NPs have five different certifying bodies depending on their population focus, including the American Nurses Credentialing Center, the American Association of Nurse Practitioners, the Pediatric Nursing Certification Board, the National Certification Corporation, and the American Association of Critical-Care Nurses. NP recertification typically runs on a 5-year cycle and can be met through a combination of clinical practice hours, continuing education, or retaking the certification exam.

Practice Authority and Supervision

How independently NPs and PAs can practice varies significantly by state, and this landscape is actively shifting. Over 20 states now grant NPs full practice authority, meaning they can evaluate patients, diagnose, and prescribe without any formal physician oversight. In other states, NPs need a collaborative agreement or supervisory relationship with a physician.

PAs have historically been required to practice under physician supervision. That’s changing. The American Academy of Physician Associates has been pushing a policy called “Optimal Team Practice,” which removes the legal requirement for PAs to maintain a specific supervisory relationship with a physician. Several states, including Iowa, Oklahoma, and South Dakota, have enacted laws in this direction, allowing PAs to practice based on their education, training, and experience rather than requiring a formal physician tether. Still, in the majority of states, PAs operate under some form of collaborative or supervisory agreement.

Prescribing Authority

Both NPs and PAs can prescribe medications, including controlled substances, in most states. The restrictions that do exist tend to focus on Schedule II drugs (the most tightly regulated category, which includes opioids and stimulants).

NPs have prescriptive authority for controlled substances in all 50 states, though a handful of states like Georgia, Oklahoma, South Carolina, and West Virginia prohibit NPs from prescribing Schedule II medications specifically. In states with fewer restrictions, many NPs prescribe independently without any physician sign-off.

PAs can also prescribe controlled substances in nearly every state, but their authority is more commonly tied to their supervising physician. Georgia and Texas restrict PAs from prescribing Schedule II drugs entirely. Several states, including Arizona, Illinois, Montana, North Carolina, Pennsylvania, and South Dakota, cap PA Schedule II prescriptions at a 30-day supply. Some states require PAs to complete board-approved courses on controlled substances before prescribing them, and certain states mandate physician approval for Schedule II refills.

Salary and Job Growth

Compensation is similar for both roles. The median annual wage for NPs was $129,210 in May 2024, while PAs earned a median of $133,260. Both figures reflect national medians; actual pay varies by specialty, location, and practice setting. Emergency medicine and surgical specialties tend to pay more than primary care for both professions.

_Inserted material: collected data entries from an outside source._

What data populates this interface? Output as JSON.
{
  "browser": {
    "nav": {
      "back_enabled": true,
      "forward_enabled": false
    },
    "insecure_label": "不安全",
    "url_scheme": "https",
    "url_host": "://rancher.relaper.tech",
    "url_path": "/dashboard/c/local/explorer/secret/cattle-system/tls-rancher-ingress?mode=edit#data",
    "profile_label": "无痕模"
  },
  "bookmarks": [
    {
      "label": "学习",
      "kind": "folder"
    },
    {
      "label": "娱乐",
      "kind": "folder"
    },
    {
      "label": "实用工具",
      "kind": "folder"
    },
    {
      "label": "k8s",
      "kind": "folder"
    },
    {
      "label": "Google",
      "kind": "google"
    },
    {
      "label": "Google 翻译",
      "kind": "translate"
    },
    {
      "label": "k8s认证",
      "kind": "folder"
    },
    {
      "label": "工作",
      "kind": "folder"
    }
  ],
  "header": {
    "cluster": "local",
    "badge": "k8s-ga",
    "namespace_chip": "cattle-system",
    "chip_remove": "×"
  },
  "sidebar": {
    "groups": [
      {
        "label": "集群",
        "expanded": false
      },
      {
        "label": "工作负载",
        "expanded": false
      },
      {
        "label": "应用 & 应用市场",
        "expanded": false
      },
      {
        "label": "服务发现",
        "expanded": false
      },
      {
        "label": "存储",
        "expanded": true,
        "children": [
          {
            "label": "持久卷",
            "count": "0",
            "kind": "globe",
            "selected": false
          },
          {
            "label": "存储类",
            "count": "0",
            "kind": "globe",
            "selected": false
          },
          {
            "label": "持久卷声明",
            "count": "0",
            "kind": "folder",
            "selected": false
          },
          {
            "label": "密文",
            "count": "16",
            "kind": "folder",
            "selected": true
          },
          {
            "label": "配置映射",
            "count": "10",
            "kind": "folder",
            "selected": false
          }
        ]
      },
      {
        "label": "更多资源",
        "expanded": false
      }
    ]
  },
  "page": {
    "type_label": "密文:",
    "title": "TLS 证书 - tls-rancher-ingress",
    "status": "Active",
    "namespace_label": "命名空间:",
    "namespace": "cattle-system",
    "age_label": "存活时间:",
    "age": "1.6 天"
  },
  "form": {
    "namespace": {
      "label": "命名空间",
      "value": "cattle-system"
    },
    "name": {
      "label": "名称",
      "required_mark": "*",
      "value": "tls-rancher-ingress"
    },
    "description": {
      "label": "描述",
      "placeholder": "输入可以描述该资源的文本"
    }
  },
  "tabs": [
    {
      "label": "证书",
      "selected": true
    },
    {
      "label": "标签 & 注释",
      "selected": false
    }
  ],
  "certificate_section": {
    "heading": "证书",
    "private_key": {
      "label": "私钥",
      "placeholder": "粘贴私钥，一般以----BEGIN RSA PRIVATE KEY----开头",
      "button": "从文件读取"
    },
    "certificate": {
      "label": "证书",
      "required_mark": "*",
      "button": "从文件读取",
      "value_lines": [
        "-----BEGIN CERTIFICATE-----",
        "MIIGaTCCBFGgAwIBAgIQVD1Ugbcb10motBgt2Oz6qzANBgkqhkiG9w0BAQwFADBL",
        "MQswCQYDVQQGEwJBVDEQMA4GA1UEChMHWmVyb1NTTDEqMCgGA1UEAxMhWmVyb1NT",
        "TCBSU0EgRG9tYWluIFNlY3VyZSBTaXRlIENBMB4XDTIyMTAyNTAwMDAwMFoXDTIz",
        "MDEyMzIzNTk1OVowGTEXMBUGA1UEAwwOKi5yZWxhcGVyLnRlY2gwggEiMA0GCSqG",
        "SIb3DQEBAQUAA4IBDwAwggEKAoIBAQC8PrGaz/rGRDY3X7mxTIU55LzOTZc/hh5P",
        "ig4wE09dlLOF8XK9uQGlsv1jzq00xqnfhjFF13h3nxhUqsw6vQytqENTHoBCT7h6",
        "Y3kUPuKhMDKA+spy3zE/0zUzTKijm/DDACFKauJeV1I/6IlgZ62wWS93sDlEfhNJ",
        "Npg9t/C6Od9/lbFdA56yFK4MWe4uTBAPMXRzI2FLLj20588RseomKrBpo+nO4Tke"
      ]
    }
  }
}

Demand for NPs is growing exceptionally fast. The Bureau of Labor Statistics projects 40% job growth for nurse practitioners between 2024 and 2034, translating to roughly 128,400 new positions. That rate far outpaces most healthcare occupations. PA job growth is also strong, though the BLS projects it at a somewhat lower rate.

How to Decide Between the Two

If you’re already a registered nurse and want to advance your career without starting over, the NP path builds directly on your existing credentials and clinical experience. You’ll specialize early and focus on a specific patient population.

If you don’t have a nursing background, want broad generalist training, or value the ability to switch specialties freely throughout your career, the PA route offers more flexibility. The training is intensive and rotation-heavy, which means you’ll graduate with hands-on experience across multiple medical disciplines.

From a patient’s perspective, the quality of care is comparable. The choice between seeing an NP or a PA in a clinic is far less important than finding a provider with relevant experience in whatever you need treated.